06.08.2019 - 10:28 Uhr
ParksteinOberpfalz

Architekt stellt Pläne vor

Mit Plänen zu verschiedenen Umgestaltungen im Ortskern und dem Neubau von Produktions- und Lagerhallen beschäftigt sich der Marktrat in Parkstein.

Die neuen Produktions- und Lagerhallen schließen sich an die bestehenden Gebäude (links) der Firma Witron an.
von Walter BeyerleinProfil

Ein homogenes Erscheinungsbild soll der Platz am Kinderhaus St. Pankratius nach der Umgestaltung der Berg- und von-Humboldt-Straße bieten. Architekt Armin Juretza stellte im Marktrat die Pläne vor. In der jetzigen Planung sind laut Juretzka planerische Fortschreibungen enthalten, die sich nach Gesprächen mit den Beteiligten ergeben haben. Nördlich des Kindergartens sollen nach der aktuellen Planung fünf Parkplätze mit „schräger Anfahrt“ angelegt werden. Armin Juretzka zeigte auch die Möglichkeit auf, wie über eine Brücke der Kindergarten mit dem Spielplatz auf der gegenüberliegenden Seite verbunden werden könnte. Der Planer sprach ausdrücklich von einer „Option“. Der Marktrat stimmte der Vorplanung einstimmig zu. Ob die Planungen noch in diesem Jahr abgeschlossen werden können, zum das Vorhaben 2020 zu realisieren, sei noch offen.

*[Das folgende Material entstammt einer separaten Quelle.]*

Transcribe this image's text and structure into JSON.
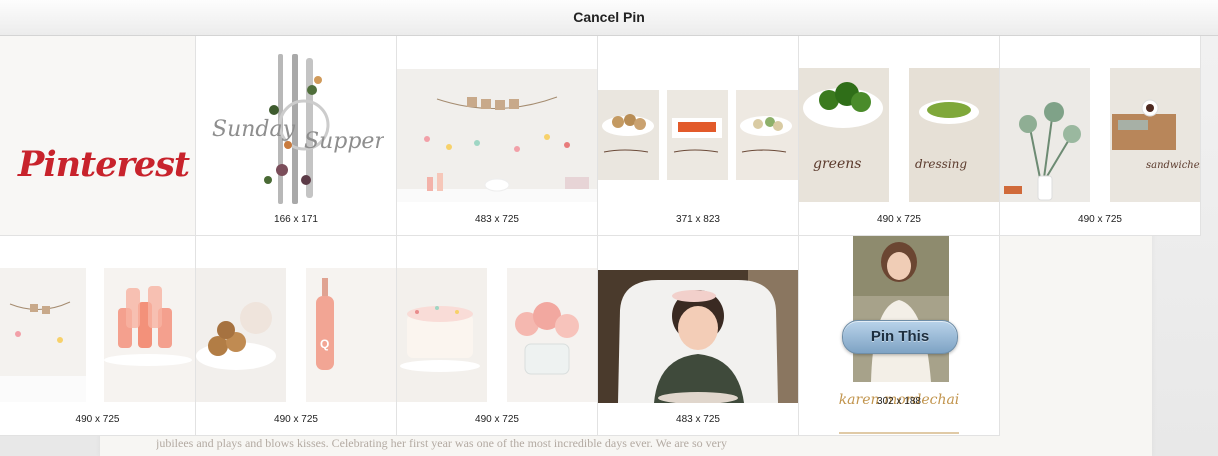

Einstimmig beschloss das Gremium die Satzung über die Erhebung von Verwaltungskosten für Amtshandlungen im eigenen Wirkungsbereich neu zu erlassen und der Mustersatzung des Bayerischen Gemeindetages anzupassen.

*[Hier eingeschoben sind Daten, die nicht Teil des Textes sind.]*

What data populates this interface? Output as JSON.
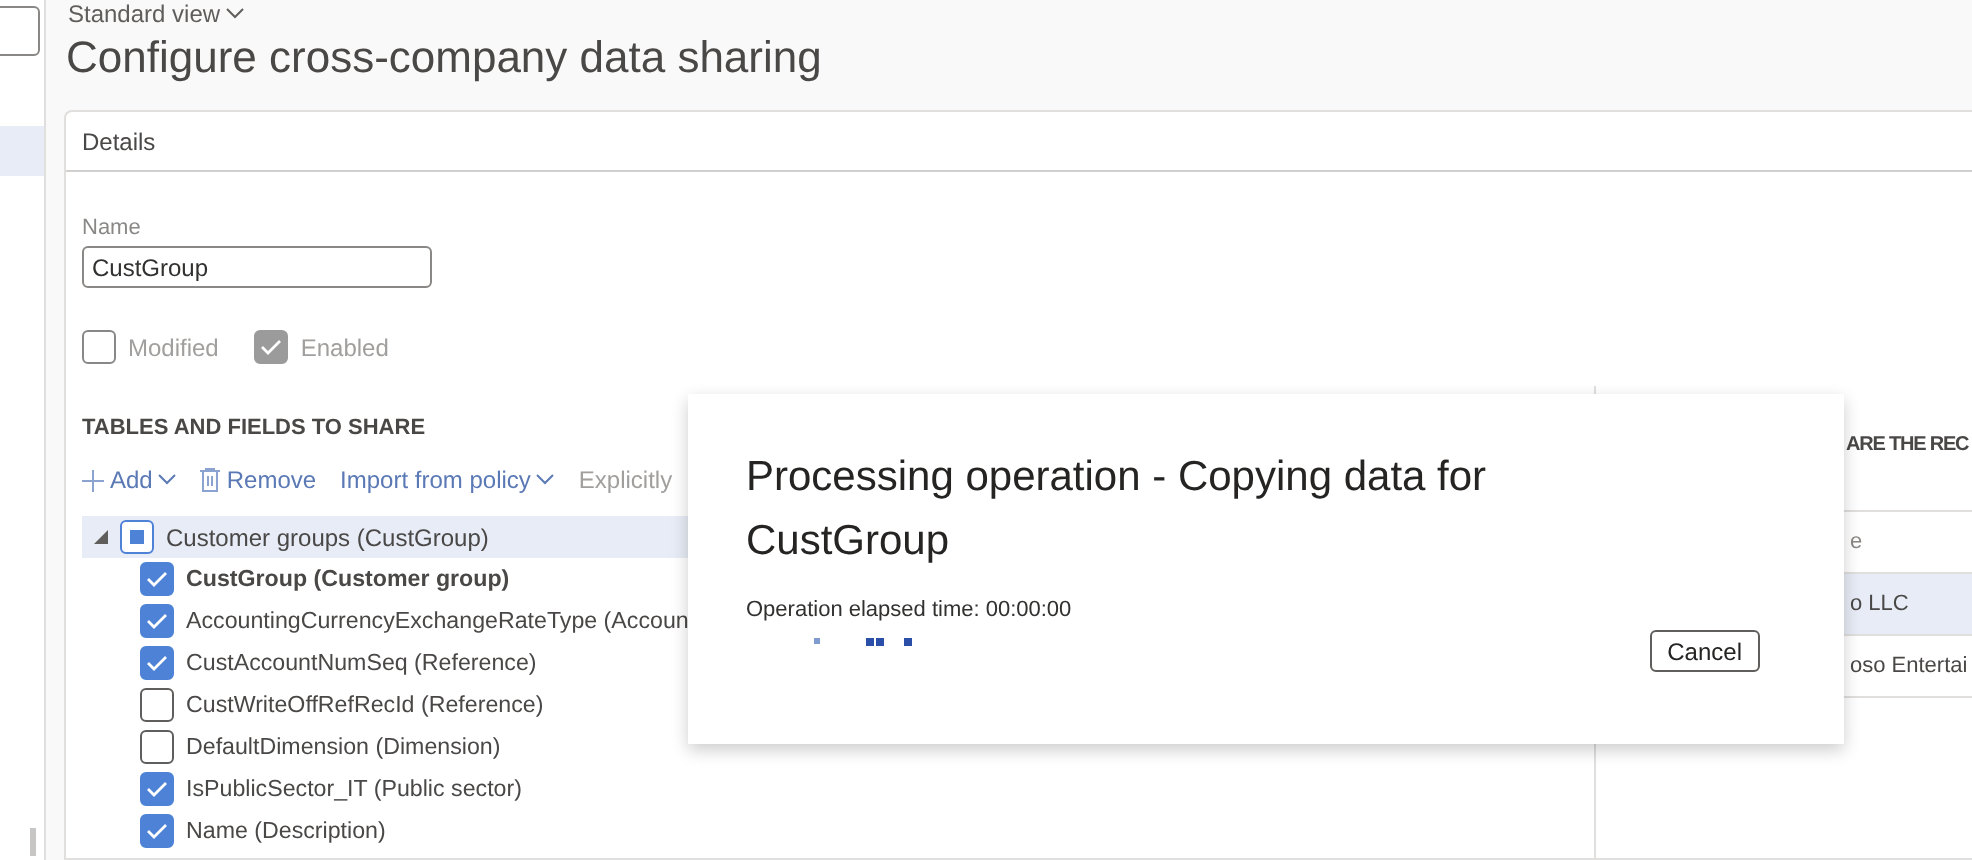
{
  "view_selector": {
    "label": "Standard view"
  },
  "page_title": "Configure cross-company data sharing",
  "details": {
    "header": "Details",
    "name_label": "Name",
    "name_value": "CustGroup",
    "checks": [
      {
        "label": "Modified",
        "checked": false,
        "disabled": true
      },
      {
        "label": "Enabled",
        "checked": true,
        "disabled": true
      }
    ]
  },
  "tables": {
    "heading": "TABLES AND FIELDS TO SHARE",
    "toolbar": [
      {
        "kind": "add",
        "label": "Add"
      },
      {
        "kind": "remove",
        "label": "Remove"
      },
      {
        "kind": "menu",
        "label": "Import from policy"
      },
      {
        "kind": "text",
        "label": "Explicitly"
      }
    ],
    "tree": [
      {
        "label": "Customer groups (CustGroup)",
        "indeterminate": true,
        "selected": true,
        "expanded": true,
        "children": [
          {
            "label": "CustGroup (Customer group)",
            "checked": true,
            "key_field": true
          },
          {
            "label": "AccountingCurrencyExchangeRateType (Accoun",
            "checked": true,
            "key_field": false
          },
          {
            "label": "CustAccountNumSeq (Reference)",
            "checked": true,
            "key_field": false
          },
          {
            "label": "CustWriteOffRefRecId (Reference)",
            "checked": false,
            "key_field": false
          },
          {
            "label": "DefaultDimension (Dimension)",
            "checked": false,
            "key_field": false
          },
          {
            "label": "IsPublicSector_IT (Public sector)",
            "checked": true,
            "key_field": false
          },
          {
            "label": "Name (Description)",
            "checked": true,
            "key_field": false
          }
        ]
      }
    ]
  },
  "companies": {
    "heading": "ARE THE REC",
    "column_1": "e",
    "rows": [
      {
        "cell": "o LLC",
        "selected": true
      },
      {
        "cell": "oso Entertai",
        "selected": false
      }
    ]
  },
  "dialog": {
    "title": "Processing operation - Copying data for CustGroup",
    "elapsed": "Operation elapsed time: 00:00:00",
    "button": "Cancel"
  }
}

Ebenfalls einstimmig erteilte der Rat das gemeindliche Einvernehmen für alle eingereichten Bauanträge. Dazu gehört der Neubau einer offenen Unterstellhalle in Parkstein, Schwander Straße, die Aufstellung des Mobilfunkmastes auf dem Gemeindegrund beim künftigen Wertstoffhof mit einer Gesamthöhe von 40 Metern sowie der Neubau von Lager- und Produktionshallen durch die Firma Witron einschließlich der vorbereitenden Erdarbeiten Nähe des Werks 2.

Eine Anfrage von Michael Gleißner über den räumlichen Umfang der aus den Plänen zu ersehenden neuen Gebäude konnte Bürgermeisterin Tanja Schiffmann keine Auskunft geben und reichte die Pläne zur näheren Einsicht an Georg Burkhard weiter. Nach dessen Erkenntnissen haben die einzelnen Hallen eine Breite von 48 Metern und eine Länge von 120 Metern.

Bürgermeisterin Schiffmann informierte, dass die bestellten mobilen Fahrbahnverengungen im Lindenweg aufgestellt wurden. Im Ortsteil Schwand fand wegen des Ausbaues der Ortsdurchfahrt nochmals eine Besprechung mit den Anwohnern statt, so dass im Dezember die neue Planung vorgestellt wird. Im März könnte dann laut Schiffmann der Auftrag vergeben werden.